Some climbers scoff at the idea of socks, but if they can provide you with a better fit and more comfort, why not wear them?

Should I Just Buy a New Pair?

After some time climbing, you’ll likely have several pairs of climbing shoes that you trot out for different types of climbs. But in the beginning, you start with one pair. You feel like you’re really into the sport now because you’re investing in it rather than just renting the climbing shoes from the gym every time.

If you’ve already bought your first pair and they’re too big, if they’re leather, you can try out what I’ve outlined above. If they’re synthetic and too big, you’re going to need to wear socks or go out and buy another pair. If you’ve only worn them a handful of times, you may be able to sell them used to someone who would find them a perfect fit. Then you could take that money and use it to buy a brand new pair that fits you just right.

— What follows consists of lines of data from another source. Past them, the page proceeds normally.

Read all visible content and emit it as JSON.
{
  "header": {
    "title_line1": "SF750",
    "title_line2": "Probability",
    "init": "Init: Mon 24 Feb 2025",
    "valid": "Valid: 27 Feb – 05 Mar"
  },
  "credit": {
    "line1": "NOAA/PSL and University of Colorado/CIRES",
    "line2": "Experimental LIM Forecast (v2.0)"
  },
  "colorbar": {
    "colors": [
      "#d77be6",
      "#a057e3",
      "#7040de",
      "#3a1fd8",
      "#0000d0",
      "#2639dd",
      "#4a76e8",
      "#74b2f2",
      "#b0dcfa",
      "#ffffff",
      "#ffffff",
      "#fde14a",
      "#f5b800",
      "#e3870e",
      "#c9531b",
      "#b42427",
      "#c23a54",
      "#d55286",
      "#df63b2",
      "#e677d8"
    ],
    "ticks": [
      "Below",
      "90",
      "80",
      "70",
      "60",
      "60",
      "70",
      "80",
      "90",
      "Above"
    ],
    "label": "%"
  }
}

When shopping for climbing shoes, it’s so important to get that pristine fit. You don’t need to buy the shoes right then and there, but putting them on and getting a feel for them will help you make the right choice.

Don’t just go for your favorite color or pick the most popular style everyone is wearing at the gym. Choose the climbing shoe that fits your foot best.

Always remember though that climbing shoes should never hurt you when you’re wearing them. Yes, they need to be snug but your feet shouldn’t feel like they’re being completely compressed. This is why trying them on is so essential. Check out our guide about how tight climbing shoes should be.

But that’s not all that needs to go into your decision. There are different types of climbing shoes too. They all have their own advantages and disadvantages. Some are best for beginners while others are best for advanced climbers. There’s much to know about this so come read it right here before you go out and buy a new pair so you get the right size this time!


Even when you buy your leather climbing shoes a size smaller just like you should, they will expand over time and could become too loose. Other climbers buy the wrong size and are left with big climbing shoes. As long as you have leather climbing shoes, you can shrink them down to size using the methods in this post.

But the methods are merely temporary fixes. When buying leather climbing shoes, it goes with the territory that they will eventually stretch out too much over time and you’ll have to keep shrinking them, start wearing socks, or invest in a pair of synthetic climbing shoes.

For those that have bought shoes far too big, you can resort to selling them to someone with a bigger foot and then buying yourself a new pair of properly-fitted climbing shoes. Socks are a great solution as long as your climbing shoes aren’t too much larger than your feet. If the difference is over a size more, you’re going to need new shoes. Even the thickest socks can’t compensate for that!

My advise is to try out shrinking your shoes and see if it works for you. It will buy you some time before needing to go shoe shopping if you’re on a budget. As you get more into climbing, you’ll definitely want another pair though. It always helps to have backup, plus different climbing shoes are better for different styles of climbing.